That make pumpkin carving magically easy.
Many of us dream of creating an elaborately carved pumpkin for our neighbors to admire on Halloween night, but the second we start carving, we remember how difficult it is just to cut out a toothy grin. To prevent your pumpkin carving ambitions from turning into Pinterest fails, we’ve rounded up 13 genius pumpkin carving tricks that will save you time, extend the life of your pumpkin, and keep all of your fingers intact. Helpful tips like using an ice cream scoop to scrape out the pumpkin guts and playful ideas like sprinkling the lid of your pumpkin with cinnamon to make it smell like pumpkin spice (yes, seriously) will make pumpkin carving easier and much more fun.
Use a dry-erase marker.
Instead of using a permanent marker that makes it difficult to revise your design if you mess up or change your mind, sketch with a forgiving dry-erase marker. If you want to redo your pattern, simply wipe off the marker with a damp paper towel.
If you’re using an artificial candle, cut a hole in the back (not top) of your pumpkin.
Carving a hole in the back of your pumpkin leaves the front of your pumpkin intact and ready for your design. But if you’re planning to use a real candle, you’ll still need to cut the top of your pumpkin to let the smoke escape.
If you’re carving the top of your pumpkin, add a notch.
If you’re cutting off the top of your pumpkin, add a v-shaped notch so you’ll always know which way the lid fits back on. Cutting at a slight angle and adding the notch will also prevent the lid from accidentally falling into the pumpkin.
Grab your ice cream scoop.
Rather than gut your pumpkin with an ordinary spoon, use an ice cream scoop. Not only is this tool designed specifically for scooping, but the sharp edges are perfect for scraping the sides of your pumpkin if you want to thin them before carving.

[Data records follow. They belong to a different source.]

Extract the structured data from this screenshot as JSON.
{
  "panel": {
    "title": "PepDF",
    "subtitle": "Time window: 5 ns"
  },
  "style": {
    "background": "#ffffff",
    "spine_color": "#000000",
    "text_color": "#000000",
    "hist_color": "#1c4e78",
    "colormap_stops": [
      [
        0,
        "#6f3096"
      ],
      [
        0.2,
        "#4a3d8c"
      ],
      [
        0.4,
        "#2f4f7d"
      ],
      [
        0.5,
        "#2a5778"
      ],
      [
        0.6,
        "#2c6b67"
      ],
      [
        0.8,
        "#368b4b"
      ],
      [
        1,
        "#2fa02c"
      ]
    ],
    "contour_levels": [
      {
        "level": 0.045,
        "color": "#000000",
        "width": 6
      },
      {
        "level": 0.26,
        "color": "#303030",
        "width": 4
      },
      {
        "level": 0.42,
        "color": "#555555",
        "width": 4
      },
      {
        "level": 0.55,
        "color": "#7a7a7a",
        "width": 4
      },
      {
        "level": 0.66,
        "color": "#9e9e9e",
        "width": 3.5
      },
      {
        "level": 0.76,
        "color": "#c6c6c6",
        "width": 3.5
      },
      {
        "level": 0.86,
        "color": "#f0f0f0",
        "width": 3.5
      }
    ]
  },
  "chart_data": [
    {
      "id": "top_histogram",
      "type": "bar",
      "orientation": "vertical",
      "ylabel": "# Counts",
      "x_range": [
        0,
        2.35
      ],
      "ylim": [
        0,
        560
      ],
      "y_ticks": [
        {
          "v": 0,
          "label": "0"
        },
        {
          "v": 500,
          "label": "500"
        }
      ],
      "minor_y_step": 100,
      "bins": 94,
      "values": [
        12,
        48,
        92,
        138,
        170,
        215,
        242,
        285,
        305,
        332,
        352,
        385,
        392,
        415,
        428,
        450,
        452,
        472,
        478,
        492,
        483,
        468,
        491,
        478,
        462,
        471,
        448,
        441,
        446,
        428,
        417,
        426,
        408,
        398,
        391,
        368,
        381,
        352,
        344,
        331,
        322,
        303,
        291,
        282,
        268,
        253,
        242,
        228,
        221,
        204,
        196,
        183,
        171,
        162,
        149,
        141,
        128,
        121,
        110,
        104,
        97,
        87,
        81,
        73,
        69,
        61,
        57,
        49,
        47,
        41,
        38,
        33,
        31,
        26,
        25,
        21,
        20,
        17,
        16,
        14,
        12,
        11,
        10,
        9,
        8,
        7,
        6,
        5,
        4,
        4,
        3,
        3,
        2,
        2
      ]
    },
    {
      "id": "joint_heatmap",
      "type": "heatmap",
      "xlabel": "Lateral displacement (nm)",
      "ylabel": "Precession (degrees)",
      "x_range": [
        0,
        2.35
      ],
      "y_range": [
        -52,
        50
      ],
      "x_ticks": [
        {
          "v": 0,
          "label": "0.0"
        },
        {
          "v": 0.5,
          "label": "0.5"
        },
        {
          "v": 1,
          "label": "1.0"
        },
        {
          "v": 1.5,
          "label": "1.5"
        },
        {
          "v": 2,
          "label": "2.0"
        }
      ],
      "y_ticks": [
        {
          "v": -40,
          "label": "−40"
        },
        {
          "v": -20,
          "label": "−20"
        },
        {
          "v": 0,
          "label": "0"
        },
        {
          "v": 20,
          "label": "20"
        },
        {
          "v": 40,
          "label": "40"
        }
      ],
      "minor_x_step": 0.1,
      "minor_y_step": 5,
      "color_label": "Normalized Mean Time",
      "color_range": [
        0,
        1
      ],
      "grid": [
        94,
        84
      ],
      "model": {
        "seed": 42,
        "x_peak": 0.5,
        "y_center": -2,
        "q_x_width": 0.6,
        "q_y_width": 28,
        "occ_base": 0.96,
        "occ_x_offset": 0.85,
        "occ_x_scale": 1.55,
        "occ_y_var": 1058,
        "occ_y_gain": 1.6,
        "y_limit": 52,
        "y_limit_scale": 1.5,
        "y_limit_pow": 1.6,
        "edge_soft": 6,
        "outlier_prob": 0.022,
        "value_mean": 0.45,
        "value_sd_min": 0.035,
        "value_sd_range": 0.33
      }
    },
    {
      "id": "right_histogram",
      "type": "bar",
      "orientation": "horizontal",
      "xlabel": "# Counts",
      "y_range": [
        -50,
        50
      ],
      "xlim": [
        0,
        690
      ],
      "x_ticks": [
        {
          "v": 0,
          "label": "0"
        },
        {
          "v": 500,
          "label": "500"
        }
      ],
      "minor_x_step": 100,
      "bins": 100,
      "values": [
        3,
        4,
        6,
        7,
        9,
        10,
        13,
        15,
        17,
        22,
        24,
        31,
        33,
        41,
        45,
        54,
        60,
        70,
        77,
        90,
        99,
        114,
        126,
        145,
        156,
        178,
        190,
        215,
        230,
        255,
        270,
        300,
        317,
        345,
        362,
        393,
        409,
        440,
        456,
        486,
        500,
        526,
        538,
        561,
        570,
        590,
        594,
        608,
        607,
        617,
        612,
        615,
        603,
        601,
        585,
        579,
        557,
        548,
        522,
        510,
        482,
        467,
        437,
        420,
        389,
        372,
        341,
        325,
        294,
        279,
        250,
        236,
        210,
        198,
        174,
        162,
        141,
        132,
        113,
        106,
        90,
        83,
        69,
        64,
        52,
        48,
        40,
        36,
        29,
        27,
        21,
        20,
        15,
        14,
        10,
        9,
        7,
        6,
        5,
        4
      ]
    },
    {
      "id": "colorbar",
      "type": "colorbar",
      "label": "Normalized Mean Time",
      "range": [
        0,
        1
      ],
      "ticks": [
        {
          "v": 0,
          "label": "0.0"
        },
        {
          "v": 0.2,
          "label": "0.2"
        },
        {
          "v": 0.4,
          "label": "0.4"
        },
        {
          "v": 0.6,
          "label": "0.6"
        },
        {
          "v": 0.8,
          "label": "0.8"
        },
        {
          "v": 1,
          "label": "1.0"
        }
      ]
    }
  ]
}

Carve shapes with cookie cutters.
If you’re planning to carve basic shapes like stars, circles, or numbers, forget the paring knife and pull out your cookie cutter collection. Set your pumpkin on its side on a flat surface, then place your cookie cutter where you’d like it to go, making sure the sharp side is against the pumpkin. Holding the cutter securely in place with your fingers out of the way, tap the cutter with a rubber mallet until it goes all the way through the pumpkin. Tip: If you’re carving a large pumpkin, it’s a good idea to thin the walls of the pumpkin first so it’s easier to punch out each shape.
Use a drill.
If you want to create holes in your pumpkin of almost any size, the easiest method is to pull out your drill. Fit the drill with the size drill bit you’d like to use, hold your pumpkin steady on a flat surface, and carefully drill into the pumpkin. Be sure to wipe down and dry off your pumpkin before drilling so that stray pumpkin guts won’t make the surface slippery.
Sprinkle with cinnamon.
Lightly dust the top of the cut pumpkin lid with a very small amount of cinnamon, then blot off with a paper towel. Make sure there is no loose cinnamon inside the pumpkin (this can be flammable) before lighting a candle and replacing the lid. After a couple minutes, the room will smell like pumpkin spice.
Keep it fresh.
After carving your pumpkin, rub petroleum jelly onto the carved areas. It will protect the surface and seal in moisture, preventing the pumpkin from getting dry and shriveled.
Use twinkle lights.
As an alternative to an artificial candle, fill a glass jar with tiny battery-powered twinkle lights for a gentle glow.
Follow a pattern.
If you’re hoping to replicate a complicated design or pretty, swirling calligraphy, print out a template to follow. Tape the paper template onto the pumpkin and use a thumbtack to pierce small holes around the outline of the design.
Etching pumpkins, the process of removing just the top layers of the pumpkin surface, is much easier than carving all the way through the flesh. Using a linocutter (the one we used is just $10), a tool that’s typically used for carving linoleum tiles, you can easily carve intricate designs. Start by etching carefully around the outline of your design with a thin blade attachment, then switch to a thicker one to etch the center of your design. As you etch, hold your pumpkin steady and keep your hand out of the way of the blade.
Color your pumpkin with food dye.
Once carved or etched, you can dye the exposed pumpkin flesh with liquid food dye diluted with a small amount of water. Simply brush it on with a paintbrush.
Fill a pumpkin vase with a grocery store bouquet.
If you’re turning your pumpkin into a vase, take a pre-arranged grocery store bouquet, hold the stems right below the flowers, and trim all of the stems at once to a length that fits the pumpkin. Place the shortened bouquet into your pumpkin and you’ll look like a florist even if this is your first arrangement.